Prepare the Tomatoes:
Wash and dry the cherry tomatoes.
You can leave them whole or make a small X-shaped cut on the bottom of each tomato to help them release their juices.
Prepare the Garlic and Herbs:
Thinly slice the garlic cloves.
If using fresh herbs, wash and gently pat them dry.
Assemble in a Baking Dish:
Place the cherry tomatoes in a small, oven-safe baking dish or skillet.
Scatter the sliced garlic and fresh herbs (if using) over the tomatoes.
Season with salt and pepper. If the tomatoes are not very sweet, add a tiny pinch of sugar.
Cover with Olive Oil:
Pour olive oil over the tomatoes until they are completely submerged. This is crucial for the confit process.
Slow Cook:
Preheat your oven to 150°C (300°F).
Place the baking dish in the oven and cook for 1-2 hours, or until the tomatoes are soft and slightly wrinkled.
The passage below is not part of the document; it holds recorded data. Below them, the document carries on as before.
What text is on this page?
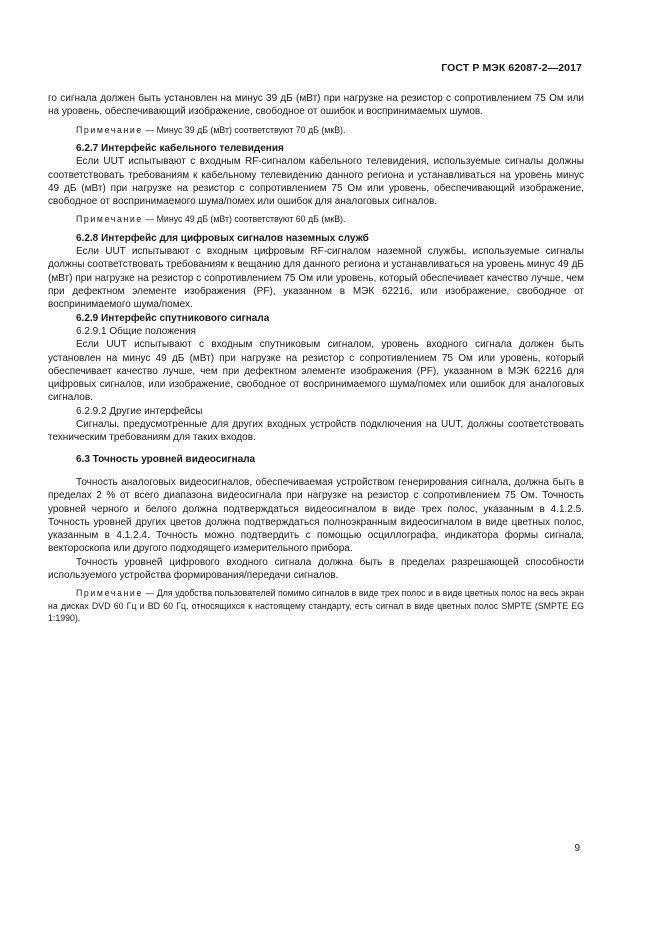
ГОСТ Р МЭК 62087-2—2017

го сигнала должен быть установлен на минус 39 дБ (мВт) при нагрузке на резистор с сопротивлением 75 Ом или на уровень, обеспечивающий изображение, свободное от ошибок и воспринимаемых шумов.

Примечание — Минус 39 дБ (мВт) соответствуют 70 дБ (мкВ).

6.2.7 Интерфейс кабельного телевидения

Если UUT испытывают с входным RF-сигналом кабельного телевидения, используемые сигналы должны соответствовать требованиям к кабельному телевидению данного региона и устанавливаться на уровень минус 49 дБ (мВт) при нагрузке на резистор с сопротивлением 75 Ом или уровень, обеспечивающий изображение, свободное от воспринимаемого шума/помех или ошибок для аналоговых сигналов.

Примечание — Минус 49 дБ (мВт) соответствуют 60 дБ (мкВ).

6.2.8 Интерфейс для цифровых сигналов наземных служб

Если UUT испытывают с входным цифровым RF-сигналом наземной службы, используемые сигналы должны соответствовать требованиям к вещанию для данного региона и устанавливаться на уровень минус 49 дБ (мВт) при нагрузке на резистор с сопротивлением 75 Ом или уровень, который обеспечивает качество лучше, чем при дефектном элементе изображения (PF), указанном в МЭК 62216, или изображение, свободное от воспринимаемого шума/помех.

6.2.9 Интерфейс спутникового сигнала

6.2.9.1 Общие положения

Если UUT испытывают с входным спутниковым сигналом, уровень входного сигнала должен быть установлен на минус 49 дБ (мВт) при нагрузке на резистор с сопротивлением 75 Ом или уровень, который обеспечивает качество лучше, чем при дефектном элементе изображения (PF), указанном в МЭК 62216 для цифровых сигналов, или изображение, свободное от воспринимаемого шума/помех или ошибок для аналоговых сигналов.

6.2.9.2 Другие интерфейсы

Сигналы, предусмотренные для других входных устройств подключения на UUT, должны соответствовать техническим требованиям для таких входов.

6.3 Точность уровней видеосигнала

Точность аналоговых видеосигналов, обеспечиваемая устройством генерирования сигнала, должна быть в пределах 2 % от всего диапазона видеосигнала при нагрузке на резистор с сопротивлением 75 Ом. Точность уровней черного и белого должна подтверждаться видеосигналом в виде трех полос, указанным в 4.1.2.5. Точность уровней других цветов должна подтверждаться полноэкранным видеосигналом в виде цветных полос, указанным в 4.1.2.4. Точность можно подтвердить с помощью осциллографа, индикатора формы сигнала, вектороскопа или другого подходящего измерительного прибора.

Точность уровней цифрового входного сигнала должна быть в пределах разрешающей способности используемого устройства формирования/передачи сигналов.

Примечание — Для удобства пользователей помимо сигналов в виде трех полос и в виде цветных полос на весь экран на дисках DVD 60 Гц и BD 60 Гц, относящихся к настоящему стандарту, есть сигнал в виде цветных полос SMPTE (SMPTE EG 1:1990).

9
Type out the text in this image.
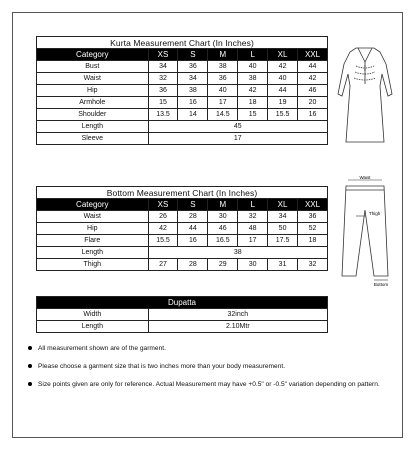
Kurta Measurement Chart (In Inches)						
Category	XS	S	M	L	XL	XXL
Bust	34	36	38	40	42	44
Waist	32	34	36	38	40	42
Hip	36	38	40	42	44	46
Armhole	15	16	17	18	19	20
Shoulder	13.5	14	14.5	15	15.5	16
Length	45					
Sleeve	17					
Bottom Measurement Chart (In Inches)						
Category	XS	S	M	L	XL	XXL
Waist	26	28	30	32	34	36
Hip	42	44	46	48	50	52
Flare	15.5	16	16.5	17	17.5	18
Length	38					
Thigh	27	28	29	30	31	32
Waist
Thigh
Bottom
Dupatta	
Width	32inch
Length	2.10Mtr
All measurement shown are of the garment.
Please choose a garment size that is two inches more than your body measurement.
Size points given are only for reference. Actual Measurement may have +0.5" or -0.5" variation depending on pattern.
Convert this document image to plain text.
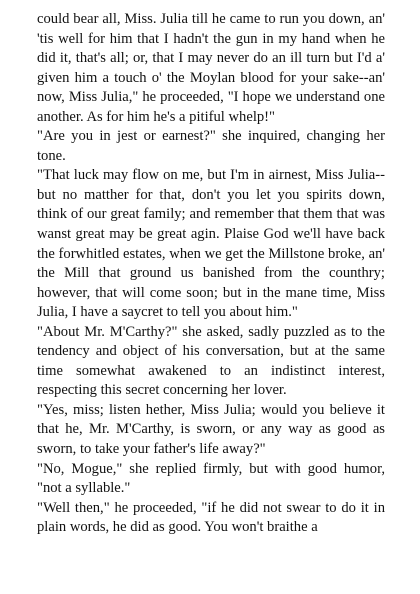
could bear all, Miss. Julia till he came to run you down, an' 'tis well for him that I hadn't the gun in my hand when he did it, that's all; or, that I may never do an ill turn but I'd a' given him a touch o' the Moylan blood for your sake--an' now, Miss Julia," he proceeded, "I hope we understand one another. As for him he's a pitiful whelp!"

"Are you in jest or earnest?" she inquired, changing her tone.

"That luck may flow on me, but I'm in airnest, Miss Julia--but no matther for that, don't you let you spirits down, think of our great family; and remember that them that was wanst great may be great agin. Plaise God we'll have back the forwhitled estates, when we get the Millstone broke, an' the Mill that ground us banished from the counthry; however, that will come soon; but in the mane time, Miss Julia, I have a saycret to tell you about him."

"About Mr. M'Carthy?" she asked, sadly puzzled as to the tendency and object of his conversation, but at the same time somewhat awakened to an indistinct interest, respecting this secret concerning her lover.

"Yes, miss; listen hether, Miss Julia; would you believe it that he, Mr. M'Carthy, is sworn, or any way as good as sworn, to take your father's life away?"

"No, Mogue," she replied firmly, but with good humor, "not a syllable."

"Well then," he proceeded, "if he did not swear to do it in plain words, he did as good. You won't braithe a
The exact time will depend on the size of your tomatoes.
Cool and Serve:
Remove the baking dish from the oven and let the tomatoes cool slightly in the oil.
Serve warm or at room temperature.
Tips and Variations:
Herb Variations: Experiment with different herbs like basil, sage, or bay leaves.
Spice it Up: Add a pinch of red pepper flakes for a subtle kick.
Balsamic Glaze: Drizzle with balsamic glaze before serving for a tangy-sweet contrast.
Storage: Confit tomatoes can be stored in an airtight container in the refrigerator for up to a week.
Uses:
Serve as a side dish with roasted meats, grilled fish, or poultry.
Add to pasta dishes or salads.
Use as a topping for bruschetta or crostini.
Serve alongside cheese and crackers.
Add to a pizza.
Garlic options: You can also use whole garlic cloves. They will become very soft and spreadable.
Enjoy your delicious confit cherry tomatoes!